Without-Limit was almost certain it was hallucinating - it had before- but Constant-Amazement heard it too. You should send it something, it said. It’s only polite to welcome new neighbours. After some deliberation, they sent a map. And then-

The thing sent something back of its own to Constant-Amazement and Without-Limit. 

Even Constant-Amazement was excited, theorising endlessly about what the alien craft was like, what their biology would be like, whether the presumably-a-robot they’d heard on its hull before resembled its inhabitants at all. Nobody could have chosen that design for its tonal resonance. It was so ungainly, it moved along its ship as though it had only just hatched.

The creature was bizarrely soft, mostly deaf, and stood awkward and bipedal at Without-Limit. Without-Limit had the urge to reach out through the xenonite barrier and stabilise it, it was so certain the being would fall. It was used to holding Constant-Amazement upright. 

Again and again Without-Limit had to leave the Grace-alien to care for Constant-Amazement, and in exasperation the Grace-alien asked if Constant-Amazement couldn’t stay in the tunnel alongside Without-Limit. 

“It’s Eridian culture,” Without-Limit lied. “Constant-Amazement is a doctor, so it must stay in the medical bay.”

The hideous bellows in the Grace-alien’s torso expanded and contracted. Its heart pumped strong and true. How useful, to have a constant reminder you were alive. Without-Limit had often doubted that it was truly alive, in the long empty years drifting in space. It seemed much more likely that it had died years ago and was too stupid to notice.

But then, Constant-Amazement had taught Without-Limit how to feel for a pulse decades ago. You had to use your foreclaws and not your dewclaw to do it, as the dewclaw had its own pulse. If you weren’t careful, you could use the dewclaw to fool yourself into thinking someone was still alive.

“I [unknown word] Constant-Amazement should/must here enter,” Grace insisted in its breathy, moaning voice. Without-Limit thought absurdly of Decisive-Victory’s hidden stash of alien-themed pornography.

“Constant-Amazement cannot come,” Without-Limit repeated, in slow clear tones. “Constant-Amazement has to stay in the infirmary.”

“Constant-Amazement very fast hydrogen atoms, did understand? There is no [unknown word]?” There was a new tone in Grace’s voice as it spoke.

“I don’t know that last word,” Without-Limit said, frustrated. And what did hydrogen have to do with anything?

The Grace-alien ran its hands through the soft collagen on its head. Possibly this was a self-soothing motion for a human.
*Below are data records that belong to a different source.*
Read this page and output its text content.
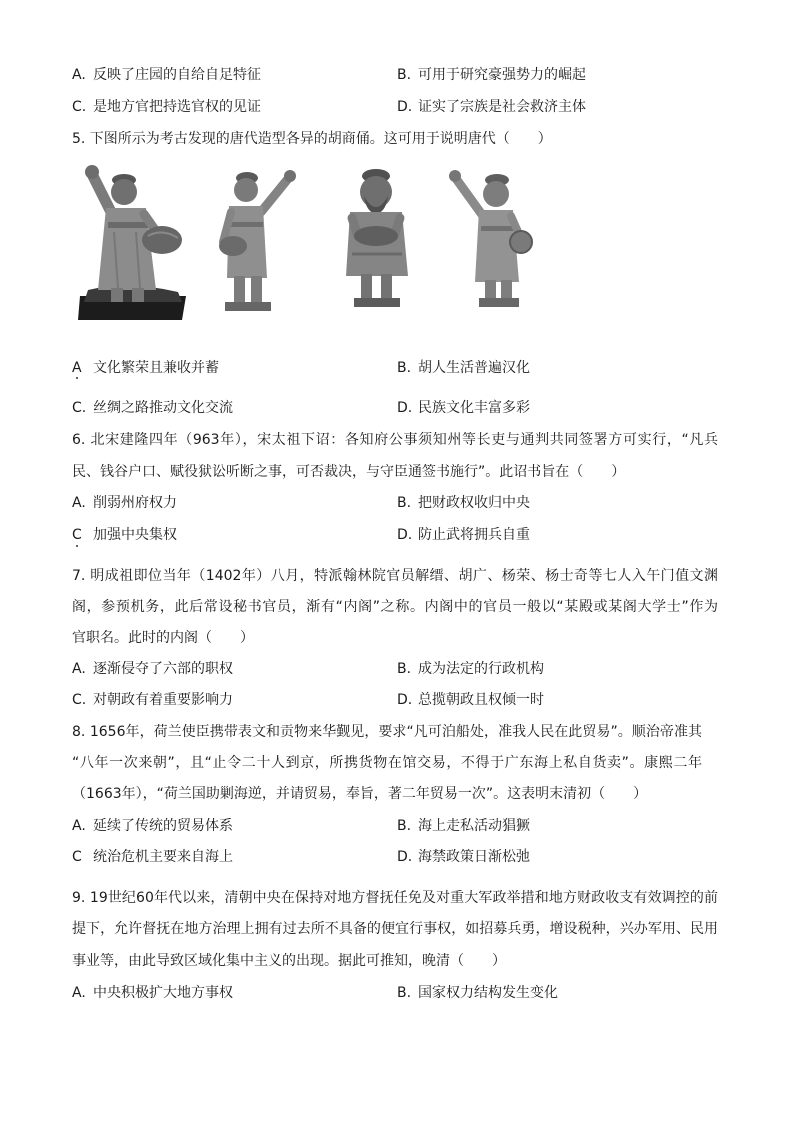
A. 反映了庄园的自给自足特征	B. 可用于研究豪强势力的崛起
C. 是地方官把持选官权的见证	D. 证实了宗族是社会救济主体
5. 下图所示为考古发现的唐代造型各异的胡商俑。这可用于说明唐代（　　）
A 文化繁荣且兼收并蓄	B. 胡人生活普遍汉化
C. 丝绸之路推动文化交流	D. 民族文化丰富多彩
6. 北宋建隆四年（963年），宋太祖下诏：各知府公事须知州等长吏与通判共同签署方可实行，“凡兵
民、钱谷户口、赋役狱讼听断之事，可否裁决，与守臣通签书施行”。此诏书旨在（　　）
A. 削弱州府权力	B. 把财政权收归中央
C 加强中央集权	D. 防止武将拥兵自重
7. 明成祖即位当年（1402年）八月，特派翰林院官员解缙、胡广、杨荣、杨士奇等七人入午门值文渊
阁，参预机务，此后常设秘书官员，渐有“内阁”之称。内阁中的官员一般以“某殿或某阁大学士”作为
官职名。此时的内阁（　　）
A. 逐渐侵夺了六部的职权	B. 成为法定的行政机构
C. 对朝政有着重要影响力	D. 总揽朝政且权倾一时
8. 1656年，荷兰使臣携带表文和贡物来华觐见，要求“凡可泊船处，准我人民在此贸易”。顺治帝准其
“八年一次来朝”，且“止令二十人到京，所携货物在馆交易，不得于广东海上私自货卖”。康熙二年
（1663年），“荷兰国助剿海逆，并请贸易，奉旨，著二年贸易一次”。这表明末清初（　　）
A. 延续了传统的贸易体系	B. 海上走私活动猖獗
C 统治危机主要来自海上	D. 海禁政策日渐松弛
9. 19世纪60年代以来，清朝中央在保持对地方督抚任免及对重大军政举措和地方财政收支有效调控的前
提下，允许督抚在地方治理上拥有过去所不具备的便宜行事权，如招募兵勇，增设税种，兴办军用、民用
事业等，由此导致区域化集中主义的出现。据此可推知，晚清（　　）
A. 中央积极扩大地方事权	B. 国家权力结构发生变化
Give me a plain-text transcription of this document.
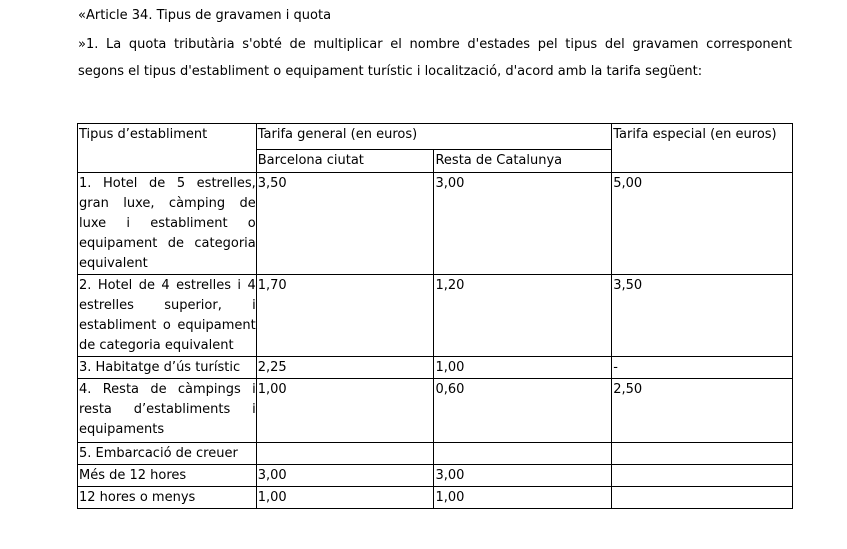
«Article 34. Tipus de gravamen i quota

»1. La quota tributària s'obté de multiplicar el nombre d'estades pel tipus del gravamen corresponent segons el tipus d'establiment o equipament turístic i localització, d'acord amb la tarifa següent:

Tipus d’establiment	Tarifa general (en euros)		Tarifa especial (en euros)
	Barcelona ciutat	Resta de Catalunya	
1. Hotel de 5 estrelles, gran luxe, càmping de luxe i establiment o equipament de categoria equivalent	3,50	3,00	5,00
2. Hotel de 4 estrelles i 4 estrelles superior, i establiment o equipament de categoria equivalent	1,70	1,20	3,50
3. Habitatge d’ús turístic	2,25	1,00	-
4. Resta de càmpings i resta d’establiments i equipaments	1,00	0,60	2,50
5. Embarcació de creuer			
Més de 12 hores	3,00	3,00	
12 hores o menys	1,00	1,00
“Feeling bad because of sick. Evidence Of Sick,” it came up with after a moment.

“Symptom. Yes, it had symptoms.” Grace entered the word ‘symptom’ into its thinking machine. 

And then Grace explained radiation poisoning. Without-Limit stood very, very still.

It had designed the plating for the Ship itself.

“I have to tell Constant-Amazement,” it said, and without waiting to hear Grace’s response left the tunnel and headed straightaway for the infirmary. 

In the infirmary, it could hear Constant-Amazement humming to itself.

 

“If I had to guess, I think it might be the effects of acceleration on the digestive system. There’s probably a paper worth writing; you can do all-“ came Constant-Amazement’s voice, before Without-Limit shut off the recording. Arranged Constant-Amazement’s limbs gently for the final time, as though it really was only sleeping.

 

The trouble with having an eidetic memory is knowing how everything ends.